When you join campus, one of the best things is that you get to be whoever you want to be. You meet all sorts of people from all walks of life. Different backgrounds with different aspirations. Unlike high school, being different is okay. This is the time to find yourself, emotionally, socially, professionally also sexually. Casual sex or sex with multiple partners isn’t stigmatized like it might have been a few decades ago, but there can be a stigma around being a virgin, unfortunately. However, having sex or not is an individual’s decision entirely, and that it’s completely okay either way. That’s why we put together the reasons why being a virgin in campus is nothing to worry about.
1. You know what you want and you stand by it.
Whatever your reasons are for staying a virgin thus far, your first time obviously means a lot to you. And with good reason! You absolutely should feel comfortable with the person to whom you lose your virginity, whether you’re simply waiting for someone you like enough, or you want to be in a committed relationship first. You definitely have a right to be picky. You deserve only the best.
2. With Virginity, there are no deadlines.
Society often makes us feel like there’s a perfect age for every romantic milestone: for our first kiss, our first time having sex or our wedding day, for instance. However this is not the case! You should feel free to take things at your own pace without worrying about what others have to say about it. You are at campus, and you have all the time in the world ahead of you. Besides, waiting makes everything better.
Sex shouldn’t be just a ‘thing’ that happens. It should be special and meaningful (contrary to popular belief) there’s absolutely no rush. Saying ‘no’ isn’t a bad thing.

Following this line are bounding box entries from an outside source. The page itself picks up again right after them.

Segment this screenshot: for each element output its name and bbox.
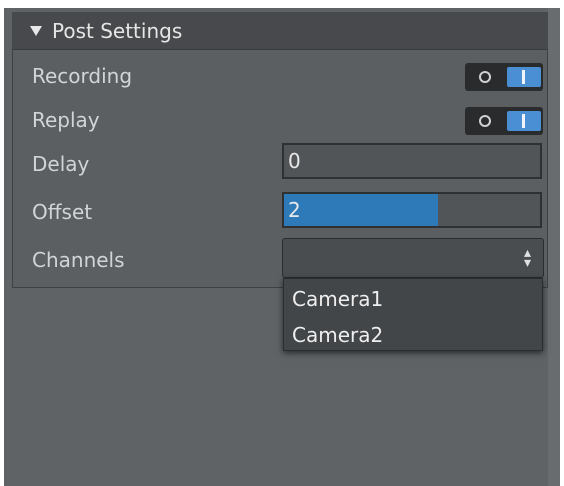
toggle-off-icon — [479, 71, 491, 83]
recording-label: Recording — [32, 64, 133, 88]
dropdown-option-camera2[interactable]: Camera2 — [292, 323, 383, 347]
channels-label: Channels — [32, 248, 125, 272]
toggle-off-icon — [479, 115, 491, 127]
channels-dropdown-list: Camera1 Camera2 — [283, 278, 543, 351]
panel-header[interactable]: Post Settings — [12, 12, 548, 50]
recording-toggle[interactable] — [465, 63, 543, 91]
toggle-on-icon — [507, 111, 541, 131]
delay-label: Delay — [32, 152, 90, 176]
toggle-on-icon — [507, 67, 541, 87]
offset-slider-input[interactable]: 2 — [282, 192, 542, 228]
collapse-triangle-icon[interactable] — [30, 25, 42, 36]
offset-value: 2 — [288, 198, 301, 222]
dropdown-option-camera1[interactable]: Camera1 — [292, 287, 383, 311]
replay-label: Replay — [32, 108, 100, 132]
delay-input[interactable]: 0 — [282, 143, 542, 179]
delay-value: 0 — [288, 149, 301, 173]
channels-select[interactable]: ▴ ▾ — [282, 238, 544, 278]
up-down-arrows-icon: ▴ ▾ — [523, 245, 531, 271]
panel-title: Post Settings — [52, 18, 183, 43]
replay-toggle[interactable] — [465, 107, 543, 135]
offset-slider-fill — [284, 194, 438, 226]
scrollbar-track[interactable] — [548, 8, 560, 486]
offset-label: Offset — [32, 200, 93, 224]
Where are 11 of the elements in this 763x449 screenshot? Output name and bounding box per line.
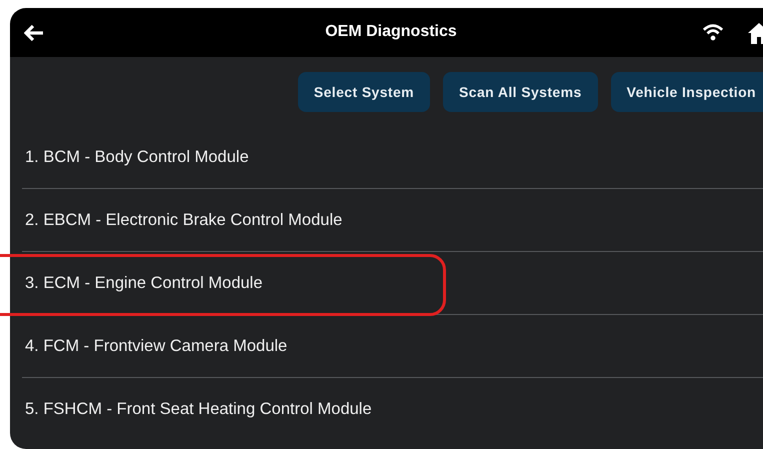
toolbar-button[interactable]: Select System xyxy=(298,72,430,112)
wifi-icon xyxy=(702,23,724,42)
back-arrow-icon[interactable] xyxy=(24,24,44,42)
toolbar-button[interactable]: Scan All Systems xyxy=(443,72,598,112)
screen-title: OEM Diagnostics xyxy=(324,23,458,41)
toolbar-button[interactable]: Vehicle Inspection xyxy=(610,72,763,112)
module-list-item[interactable]: 4. FCM - Frontview Camera Module xyxy=(22,315,763,378)
module-list-item[interactable]: 5. FSHCM - Front Seat Heating Control Module xyxy=(22,378,763,441)
module-list-item[interactable]: 1. BCM - Body Control Module xyxy=(22,126,763,189)
module-list-item[interactable]: 2. EBCM - Electronic Brake Control Module xyxy=(22,189,763,252)
module-list-item[interactable]: 3. ECM - Engine Control Module xyxy=(22,252,763,315)
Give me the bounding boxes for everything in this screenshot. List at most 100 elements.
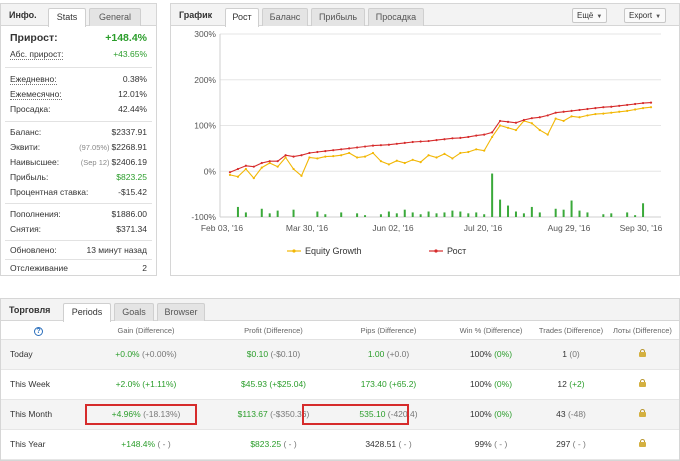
periods-table: ? Gain (Difference) Profit (Difference) …	[1, 323, 679, 460]
growth-chart: 300% 200% 100% 0% -100%Feb 03, '16 Mar 30, '1…	[191, 29, 662, 256]
pips-value: 1.00	[367, 349, 385, 359]
x-tick-label: Feb 03, '16	[201, 223, 244, 233]
equity-growth-line-point	[292, 167, 295, 171]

3. Your true friends will support you.
If you decide to talk about your virginity with your friends, their support of you will say a lot about them. If they don’t, you need new friends. The people around you should never make you doubt your choices, and if you’re happy with being a virgin, that’s truly all that matters. “I have been dating my boyfriend since my Form 3” says Leila”, now a finalist at Entebbe based Nkumba University. “We have decided to remain virgins until marriage. The feedback that I hear from people who discover this about me is supportive and encouraging and I feel very proud of myself and my boyfriend for our decision to wait.”
4. You are not alone.
Although it may feel like you’re the only one at campus who has never had sex, that’s not the case. Many campusers brave the sex-filled environment that campus life is and in the end manage to live normal lives. Remember, if having sex is normal to them, then being a virgin should be normal to you.
5. In the end, it’s not even that big of a deal.
The concept of virginity is truly only what you make of it. Virginity is a social construct that our society has built up into this overly important, life-defining thing. Your virginity doesn’t define who you are in any way. Your personality and accomplishments matter a thousand times more, and anyone who can’t see that just isn’t worth your time. Essentially, the concept of virginity is almost used to shame girls for their sexual experience, or lack thereof, and that just shouldn’t be the case. Calling someone a virgin is defining them by one thing, when they’re so much more than that. Remember, not having sex is part of your life, not all of it.
So basically, while at university, it is time to create one’s own path, and if virginity is a part of that, then that’s totally okay. Nobody has the right to make you feel like your decisions aren’t worthy, or like you’re different or strange in any way. Many campusers are virgins and perfectly happy with it, be it by choice or by chance.